Time works many wonders, but they are not all to be treasured. It makes shackles out of past triumphs, burdens from victories. Bonds from memories. And it heals only if those who ride its currents are willing to be healed.

From Hallantyr’s Sojourn

I

The Inkallim came to the na’kyrim in his ruined, rotting citadel on the floodplain. She came hesitantly, almost stumbling, eyes gritted and reddened by sleeplessness. Though the waters that had once imprisoned this city had retreated, it could never be free of their legacy. So she came with mud on her shoes, the stink of decay and mould on her clothing. And though she was one of the Children of the Hundred, and had been fashioned by those who trained her into a cold and remorseless weapon, imbued with all the certainty of her faith and her capabilities, the world had become wholly inhospitable to certainties.

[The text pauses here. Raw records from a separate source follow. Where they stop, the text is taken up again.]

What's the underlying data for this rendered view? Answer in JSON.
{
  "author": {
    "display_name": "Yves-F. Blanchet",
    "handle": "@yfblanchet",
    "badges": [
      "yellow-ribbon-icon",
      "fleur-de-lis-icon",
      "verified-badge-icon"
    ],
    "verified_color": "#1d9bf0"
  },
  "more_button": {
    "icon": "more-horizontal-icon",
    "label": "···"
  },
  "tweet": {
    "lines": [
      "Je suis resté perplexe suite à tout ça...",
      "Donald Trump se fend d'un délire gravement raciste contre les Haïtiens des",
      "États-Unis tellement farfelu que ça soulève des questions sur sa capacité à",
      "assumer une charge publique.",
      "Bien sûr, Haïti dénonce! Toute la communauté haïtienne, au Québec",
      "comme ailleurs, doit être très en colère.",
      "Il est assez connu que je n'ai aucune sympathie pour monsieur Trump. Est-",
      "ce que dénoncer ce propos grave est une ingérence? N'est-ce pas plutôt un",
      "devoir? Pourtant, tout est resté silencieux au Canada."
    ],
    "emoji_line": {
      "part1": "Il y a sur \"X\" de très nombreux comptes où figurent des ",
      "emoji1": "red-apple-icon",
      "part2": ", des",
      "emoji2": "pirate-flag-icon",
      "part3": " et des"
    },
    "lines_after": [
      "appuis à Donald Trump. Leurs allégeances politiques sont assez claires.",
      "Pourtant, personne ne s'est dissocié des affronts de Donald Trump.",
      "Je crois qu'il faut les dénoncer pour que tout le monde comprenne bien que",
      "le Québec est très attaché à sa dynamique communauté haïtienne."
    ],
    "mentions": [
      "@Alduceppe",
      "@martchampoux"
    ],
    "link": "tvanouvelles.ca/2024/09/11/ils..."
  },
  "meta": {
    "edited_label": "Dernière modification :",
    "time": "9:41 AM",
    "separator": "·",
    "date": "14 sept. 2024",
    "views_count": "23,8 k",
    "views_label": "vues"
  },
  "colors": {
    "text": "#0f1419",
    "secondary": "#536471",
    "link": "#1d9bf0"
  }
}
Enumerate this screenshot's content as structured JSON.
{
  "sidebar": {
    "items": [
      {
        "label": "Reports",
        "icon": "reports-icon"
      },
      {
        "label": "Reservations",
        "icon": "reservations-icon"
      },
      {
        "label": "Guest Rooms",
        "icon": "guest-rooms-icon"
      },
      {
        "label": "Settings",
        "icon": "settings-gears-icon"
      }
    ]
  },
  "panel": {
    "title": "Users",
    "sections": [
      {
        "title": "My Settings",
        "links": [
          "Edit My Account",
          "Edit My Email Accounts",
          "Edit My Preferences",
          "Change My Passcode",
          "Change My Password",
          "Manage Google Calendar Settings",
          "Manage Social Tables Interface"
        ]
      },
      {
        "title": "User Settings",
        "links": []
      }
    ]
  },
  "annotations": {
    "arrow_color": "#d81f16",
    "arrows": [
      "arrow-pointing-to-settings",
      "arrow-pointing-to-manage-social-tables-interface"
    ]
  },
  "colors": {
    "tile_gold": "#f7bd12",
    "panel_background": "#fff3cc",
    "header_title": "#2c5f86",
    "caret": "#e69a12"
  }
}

So she came as a supplicant, and for the first time in her hard life there was fear in her as she spoke.

“Aeglyss, can you hear me?”

The na’kyrim did not pause in his shuffling, limping, staggering progress around the columned hall. He hauled his cadaverous form on a weaving path amongst and around the pillars, wandering aimless in that sparse forest of stone trees. He walked barefoot, and his split and scabbed feet left prints of pus and blood on the dank floorboards. He moved slowly, and seemed at each and every moment to be on the point of falling.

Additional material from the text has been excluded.